The Islamist movement is the elephant in the room, or rather not in the room, our correspondent says. Despite controlling Gaza, Hamas is excluded from the talks because Israel, the US and European Union do not recognise its authority.
As a result Mr Abbas, a rival of Hamas, will be negotiating in the talks over territory that he does not even control, namely the Gaza Strip.
It is hard to see how there can be peace between Israelis and Palestinians, unless Fatah and Hamas sort out their differences first, our correspondent says.
Speaking in Washington, Mr Abbas also called for a freeze in Jewish settlement construction in the West Bank, and said it was time to end the Israeli occupation of Palestinian land that began in 1967.
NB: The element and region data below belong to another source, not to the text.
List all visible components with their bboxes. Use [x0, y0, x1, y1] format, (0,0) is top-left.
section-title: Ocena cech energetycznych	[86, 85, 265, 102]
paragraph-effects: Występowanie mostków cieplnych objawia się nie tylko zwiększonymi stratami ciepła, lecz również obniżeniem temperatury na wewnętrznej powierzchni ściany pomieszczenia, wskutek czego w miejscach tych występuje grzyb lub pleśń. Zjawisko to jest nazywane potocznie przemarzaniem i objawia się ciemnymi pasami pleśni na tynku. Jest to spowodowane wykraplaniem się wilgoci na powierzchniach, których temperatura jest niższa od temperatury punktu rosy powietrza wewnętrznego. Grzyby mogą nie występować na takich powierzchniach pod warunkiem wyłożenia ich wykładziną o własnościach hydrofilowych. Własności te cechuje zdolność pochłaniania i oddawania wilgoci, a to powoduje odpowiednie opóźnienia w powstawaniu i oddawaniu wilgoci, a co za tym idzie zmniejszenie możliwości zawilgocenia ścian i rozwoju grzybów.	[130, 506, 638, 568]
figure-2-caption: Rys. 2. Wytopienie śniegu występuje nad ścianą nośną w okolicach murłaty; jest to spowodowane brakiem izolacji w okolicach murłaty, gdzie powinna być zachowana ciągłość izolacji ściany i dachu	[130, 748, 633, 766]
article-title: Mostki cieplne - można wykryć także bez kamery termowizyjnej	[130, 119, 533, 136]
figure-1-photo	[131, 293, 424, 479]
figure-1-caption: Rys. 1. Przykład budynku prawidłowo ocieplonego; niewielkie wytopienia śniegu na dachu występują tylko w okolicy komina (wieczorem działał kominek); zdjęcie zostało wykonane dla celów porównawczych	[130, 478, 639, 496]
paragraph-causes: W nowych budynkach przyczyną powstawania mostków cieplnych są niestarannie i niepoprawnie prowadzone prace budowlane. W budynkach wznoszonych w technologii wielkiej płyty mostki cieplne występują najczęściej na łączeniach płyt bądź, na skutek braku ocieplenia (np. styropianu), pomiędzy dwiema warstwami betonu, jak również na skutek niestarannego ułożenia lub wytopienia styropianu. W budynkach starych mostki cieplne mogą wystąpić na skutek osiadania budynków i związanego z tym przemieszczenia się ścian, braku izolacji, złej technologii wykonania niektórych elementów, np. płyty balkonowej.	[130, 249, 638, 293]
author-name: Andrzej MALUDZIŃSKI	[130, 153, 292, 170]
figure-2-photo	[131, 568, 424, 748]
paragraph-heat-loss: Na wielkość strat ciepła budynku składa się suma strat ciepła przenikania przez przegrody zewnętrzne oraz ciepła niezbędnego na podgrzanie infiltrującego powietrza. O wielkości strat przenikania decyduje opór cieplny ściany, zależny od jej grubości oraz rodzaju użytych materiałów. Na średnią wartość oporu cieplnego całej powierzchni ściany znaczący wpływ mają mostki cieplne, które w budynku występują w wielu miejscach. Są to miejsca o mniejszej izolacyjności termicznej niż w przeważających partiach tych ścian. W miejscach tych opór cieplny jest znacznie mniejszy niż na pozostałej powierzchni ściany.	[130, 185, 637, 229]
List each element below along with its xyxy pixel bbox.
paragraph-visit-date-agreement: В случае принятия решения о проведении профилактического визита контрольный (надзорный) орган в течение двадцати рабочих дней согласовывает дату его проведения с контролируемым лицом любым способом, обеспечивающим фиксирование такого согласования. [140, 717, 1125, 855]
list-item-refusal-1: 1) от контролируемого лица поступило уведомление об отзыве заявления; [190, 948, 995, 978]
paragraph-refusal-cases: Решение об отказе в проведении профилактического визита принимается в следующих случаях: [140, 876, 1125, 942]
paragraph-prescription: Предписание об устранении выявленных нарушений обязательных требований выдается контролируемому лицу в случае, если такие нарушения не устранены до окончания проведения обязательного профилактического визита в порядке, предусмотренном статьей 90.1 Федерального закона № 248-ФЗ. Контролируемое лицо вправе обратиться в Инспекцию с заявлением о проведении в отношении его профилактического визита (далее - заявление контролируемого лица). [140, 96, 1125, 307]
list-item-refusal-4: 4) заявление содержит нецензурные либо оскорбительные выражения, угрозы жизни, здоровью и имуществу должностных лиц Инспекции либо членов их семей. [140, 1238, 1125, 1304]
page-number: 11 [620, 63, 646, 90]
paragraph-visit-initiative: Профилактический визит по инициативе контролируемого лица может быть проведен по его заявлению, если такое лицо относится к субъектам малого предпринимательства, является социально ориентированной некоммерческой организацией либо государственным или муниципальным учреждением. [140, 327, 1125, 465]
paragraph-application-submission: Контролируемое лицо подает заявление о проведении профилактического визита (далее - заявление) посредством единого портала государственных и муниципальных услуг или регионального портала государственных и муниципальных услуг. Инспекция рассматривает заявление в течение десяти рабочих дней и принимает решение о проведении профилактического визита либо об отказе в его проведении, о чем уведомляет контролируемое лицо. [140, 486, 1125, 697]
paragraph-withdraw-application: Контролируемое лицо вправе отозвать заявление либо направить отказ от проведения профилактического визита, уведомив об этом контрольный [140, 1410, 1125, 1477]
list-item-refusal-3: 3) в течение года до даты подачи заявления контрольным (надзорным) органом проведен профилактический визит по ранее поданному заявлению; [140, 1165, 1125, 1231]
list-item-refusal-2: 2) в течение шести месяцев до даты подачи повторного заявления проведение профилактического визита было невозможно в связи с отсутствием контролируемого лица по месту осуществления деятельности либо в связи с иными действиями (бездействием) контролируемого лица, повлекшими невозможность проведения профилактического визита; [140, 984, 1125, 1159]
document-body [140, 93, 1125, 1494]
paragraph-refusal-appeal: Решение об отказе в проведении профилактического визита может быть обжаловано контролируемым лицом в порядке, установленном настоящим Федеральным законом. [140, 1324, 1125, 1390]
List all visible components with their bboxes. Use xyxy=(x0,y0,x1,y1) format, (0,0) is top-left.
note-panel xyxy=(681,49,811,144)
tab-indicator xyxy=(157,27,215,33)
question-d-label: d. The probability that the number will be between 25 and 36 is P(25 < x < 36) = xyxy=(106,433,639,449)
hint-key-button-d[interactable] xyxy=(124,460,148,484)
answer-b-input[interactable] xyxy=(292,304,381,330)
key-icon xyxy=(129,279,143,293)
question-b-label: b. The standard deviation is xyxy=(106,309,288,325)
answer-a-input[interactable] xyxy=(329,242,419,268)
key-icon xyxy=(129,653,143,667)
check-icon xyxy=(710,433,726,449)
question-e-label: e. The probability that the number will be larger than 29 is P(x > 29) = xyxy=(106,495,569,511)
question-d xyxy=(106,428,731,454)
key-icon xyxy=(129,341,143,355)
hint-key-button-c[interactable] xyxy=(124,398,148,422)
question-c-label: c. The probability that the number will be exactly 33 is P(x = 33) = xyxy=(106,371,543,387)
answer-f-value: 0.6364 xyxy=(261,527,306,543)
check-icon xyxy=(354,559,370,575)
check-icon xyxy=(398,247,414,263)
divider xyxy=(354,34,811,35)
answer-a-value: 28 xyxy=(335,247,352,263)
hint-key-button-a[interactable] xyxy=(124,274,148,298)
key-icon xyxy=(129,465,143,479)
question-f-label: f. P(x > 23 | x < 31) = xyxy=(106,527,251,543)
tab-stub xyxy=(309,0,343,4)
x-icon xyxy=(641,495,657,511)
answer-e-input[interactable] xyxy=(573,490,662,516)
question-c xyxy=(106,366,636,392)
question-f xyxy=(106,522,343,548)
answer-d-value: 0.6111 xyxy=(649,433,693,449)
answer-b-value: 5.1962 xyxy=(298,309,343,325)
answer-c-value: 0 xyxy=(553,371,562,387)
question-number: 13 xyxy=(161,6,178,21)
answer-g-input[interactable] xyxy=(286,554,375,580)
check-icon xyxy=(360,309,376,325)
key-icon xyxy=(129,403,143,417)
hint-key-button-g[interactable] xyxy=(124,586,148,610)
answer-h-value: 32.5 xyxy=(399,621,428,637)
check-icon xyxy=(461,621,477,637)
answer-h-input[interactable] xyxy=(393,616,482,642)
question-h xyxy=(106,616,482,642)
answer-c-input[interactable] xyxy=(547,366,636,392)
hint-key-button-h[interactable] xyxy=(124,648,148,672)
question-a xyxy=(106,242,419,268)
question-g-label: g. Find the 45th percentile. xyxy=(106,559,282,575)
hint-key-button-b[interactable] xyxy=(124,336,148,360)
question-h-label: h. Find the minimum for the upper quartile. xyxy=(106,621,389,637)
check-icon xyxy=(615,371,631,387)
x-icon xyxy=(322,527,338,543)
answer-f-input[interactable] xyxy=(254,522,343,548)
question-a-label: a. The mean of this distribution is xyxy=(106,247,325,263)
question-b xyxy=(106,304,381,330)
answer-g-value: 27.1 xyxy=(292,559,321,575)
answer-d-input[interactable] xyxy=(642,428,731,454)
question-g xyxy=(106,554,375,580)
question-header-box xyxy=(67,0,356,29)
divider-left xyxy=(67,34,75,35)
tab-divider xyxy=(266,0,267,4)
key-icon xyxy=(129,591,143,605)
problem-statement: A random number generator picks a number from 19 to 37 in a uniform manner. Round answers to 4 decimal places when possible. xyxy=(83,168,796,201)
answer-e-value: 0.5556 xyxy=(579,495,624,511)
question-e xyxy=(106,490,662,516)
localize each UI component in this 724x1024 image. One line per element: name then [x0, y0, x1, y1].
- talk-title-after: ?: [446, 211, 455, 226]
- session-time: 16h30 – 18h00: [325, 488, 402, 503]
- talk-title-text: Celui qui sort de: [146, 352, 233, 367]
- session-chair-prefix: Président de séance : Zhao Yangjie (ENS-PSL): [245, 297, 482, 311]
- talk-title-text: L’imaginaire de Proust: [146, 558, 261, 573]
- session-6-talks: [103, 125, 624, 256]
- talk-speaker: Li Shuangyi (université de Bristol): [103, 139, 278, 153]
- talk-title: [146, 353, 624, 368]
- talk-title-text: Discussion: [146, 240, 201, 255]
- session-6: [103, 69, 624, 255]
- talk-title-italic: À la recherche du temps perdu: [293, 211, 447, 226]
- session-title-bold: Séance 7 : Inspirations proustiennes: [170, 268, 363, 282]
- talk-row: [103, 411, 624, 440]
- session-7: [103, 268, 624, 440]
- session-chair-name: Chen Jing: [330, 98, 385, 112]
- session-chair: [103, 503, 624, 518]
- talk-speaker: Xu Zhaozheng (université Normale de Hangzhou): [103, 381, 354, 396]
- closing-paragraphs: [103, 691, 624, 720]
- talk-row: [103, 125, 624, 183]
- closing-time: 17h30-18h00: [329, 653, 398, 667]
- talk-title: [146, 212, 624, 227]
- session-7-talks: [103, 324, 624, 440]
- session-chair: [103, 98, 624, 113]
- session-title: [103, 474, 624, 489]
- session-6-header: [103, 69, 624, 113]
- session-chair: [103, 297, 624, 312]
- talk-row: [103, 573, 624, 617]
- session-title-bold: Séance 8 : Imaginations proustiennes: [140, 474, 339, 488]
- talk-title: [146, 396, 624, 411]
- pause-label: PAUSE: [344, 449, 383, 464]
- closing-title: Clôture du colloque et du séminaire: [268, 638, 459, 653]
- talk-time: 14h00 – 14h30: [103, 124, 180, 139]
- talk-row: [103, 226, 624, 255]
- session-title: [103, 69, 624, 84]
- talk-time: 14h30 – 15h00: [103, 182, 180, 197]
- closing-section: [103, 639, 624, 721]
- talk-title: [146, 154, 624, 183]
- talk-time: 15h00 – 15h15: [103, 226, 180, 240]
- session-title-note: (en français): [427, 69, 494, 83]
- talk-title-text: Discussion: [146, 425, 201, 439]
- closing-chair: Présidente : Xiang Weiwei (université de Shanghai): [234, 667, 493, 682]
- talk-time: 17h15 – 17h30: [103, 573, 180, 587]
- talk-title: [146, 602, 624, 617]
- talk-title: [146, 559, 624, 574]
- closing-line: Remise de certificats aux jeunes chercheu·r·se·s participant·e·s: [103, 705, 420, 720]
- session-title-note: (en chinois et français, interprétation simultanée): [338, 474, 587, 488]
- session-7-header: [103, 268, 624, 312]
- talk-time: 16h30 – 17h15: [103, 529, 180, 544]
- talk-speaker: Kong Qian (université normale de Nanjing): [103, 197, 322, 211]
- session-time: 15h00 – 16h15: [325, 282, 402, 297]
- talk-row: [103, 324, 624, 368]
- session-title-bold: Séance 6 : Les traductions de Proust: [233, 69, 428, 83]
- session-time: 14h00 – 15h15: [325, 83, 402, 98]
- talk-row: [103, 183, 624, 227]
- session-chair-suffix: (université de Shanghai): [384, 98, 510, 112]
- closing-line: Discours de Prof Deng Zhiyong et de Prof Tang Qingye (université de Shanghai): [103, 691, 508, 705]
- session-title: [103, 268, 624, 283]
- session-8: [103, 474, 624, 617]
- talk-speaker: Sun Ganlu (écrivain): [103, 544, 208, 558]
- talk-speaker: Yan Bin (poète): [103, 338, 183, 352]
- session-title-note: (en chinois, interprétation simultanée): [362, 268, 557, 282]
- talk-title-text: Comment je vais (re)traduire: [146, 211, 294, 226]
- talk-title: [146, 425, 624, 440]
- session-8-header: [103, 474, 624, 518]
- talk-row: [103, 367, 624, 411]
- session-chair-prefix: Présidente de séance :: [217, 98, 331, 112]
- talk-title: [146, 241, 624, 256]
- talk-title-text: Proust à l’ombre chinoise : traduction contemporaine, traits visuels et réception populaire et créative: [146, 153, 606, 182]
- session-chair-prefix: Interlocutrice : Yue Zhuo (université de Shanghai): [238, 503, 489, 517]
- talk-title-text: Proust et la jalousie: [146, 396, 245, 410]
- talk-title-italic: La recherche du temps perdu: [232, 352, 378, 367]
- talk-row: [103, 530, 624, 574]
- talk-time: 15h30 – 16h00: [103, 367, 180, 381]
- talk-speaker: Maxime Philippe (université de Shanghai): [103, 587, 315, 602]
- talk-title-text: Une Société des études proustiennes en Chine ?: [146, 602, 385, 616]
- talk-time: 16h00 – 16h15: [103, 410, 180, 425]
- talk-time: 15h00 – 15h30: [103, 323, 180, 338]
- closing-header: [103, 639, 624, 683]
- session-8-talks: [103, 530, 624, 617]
"We will spare no effort and we will work diligently and tirelessly to ensure these negotiations achieve their cause," Mr Abbas said.
King Abdullah said the group needed Mr Obama's "support as a mediator, honest broker and a partner".
"If hopes are disappointed again, the price of failure will be too high for all," he said.
Disagreement over Israeli settlement construction in the occupied West Bank has also threatened to cast a pall over the talks.
The Israelis have said they will not renew a partial freeze on building homes for Jewish settlers when it expires towards the end of this month, but the Palestinians say that without a freeze they will walk away from the talks.
On Thursday, US Secretary of State Hillary Clinton is to hold discussions with the Israeli and Palestinian negotiating teams.
Mr Netanyahu and Mr Abbas are to then meet for the first face-to-face talks between Israeli and Palestinian leaders since late 2008.
US officials said they wanted to at least get agreement from the two sides to meet again, possibly in the second week of September.
Another meeting between Mr Obama, Mr Abbas and Mr Netanyahu could be held during the UN General Assembly at the end of the month.